— Зачем им так поступать? Если им велели охранять документ, то лучше было не обнаруживать себя, — заметил Макс.
— Например, на тот случай, если след документа потеряется, чтобы его можно было найти через много лет.
— Да, но мы пока не знаем, что там сказано. Может, это подсказка насчет того, где надо искать документ, а может, просто шутка пьяного норвежца, который отдыхал в Афинах.
— Нам нужна точная копия надписи, — сказал Афдера.
— Как мы ее добудем? Придем ночью и унесем скульптуру?
— Попросим разрешения у мэрии.
— Ага, они позволят нам прийти в арсенал, положить на спину льва лист бумаги и зарисовать руны.
— Можно сфотографировать каждую букву по отдельности. На это разрешения не требуется.
— Вот это хорошая идея, — одобрил Макс. — А что потом?

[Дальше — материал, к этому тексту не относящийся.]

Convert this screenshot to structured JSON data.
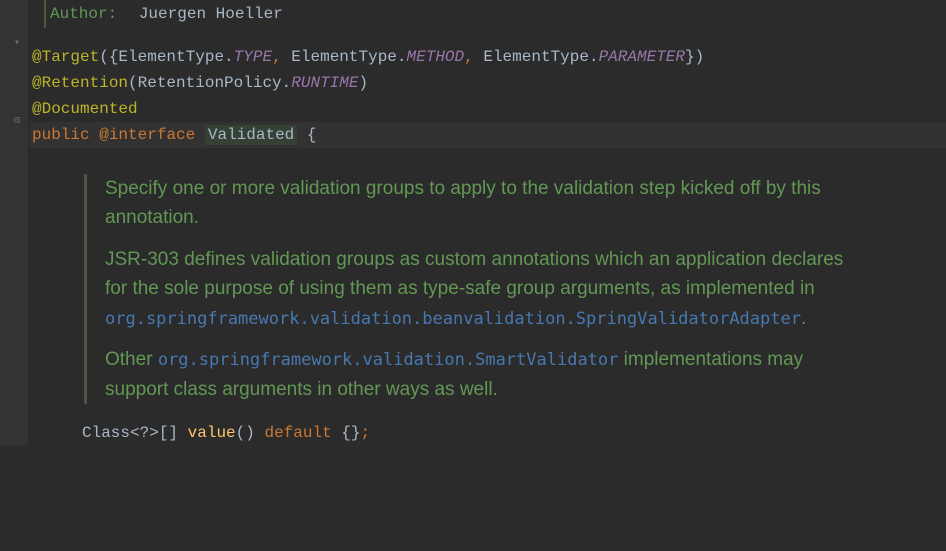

— Найдем человека, способного прочесть надпись. Я позвоню в университет Тель-Авива и в музей Рокфеллера в Иерусалиме. Там есть люди, способные нам помочь. Могу сделать это хоть сейчас, — предложила Афдера.
— Давай. А я свяжусь со своим приятелем, который увлекается фотографией. Он может помочь напечатать снимки.
— Сколько времени ему нужно?
— Если снимем сегодня, то вечером все будет готово. Он сам проявляет пленки.
— Тогда предупреди его о том, что он нам нужен. Только пусть проявит сегодня, хоть ночью. А я пойду звонить Илану в музей Рокфеллера.
— Привет, Илан.
— Привет, красавица. Откуда звонишь?
— Из Венеции. Нужна твоя помощь.
— Для тебя — все, что угодно. В память о твоей бабушке.
— Посоветуй, к кому обратиться для перевода рунической надписи.
— Рунической? Но это мертвый язык…
— Да. Но в Венеции есть скульптура с такой надписью. Я хочу знать, о чем она говорит.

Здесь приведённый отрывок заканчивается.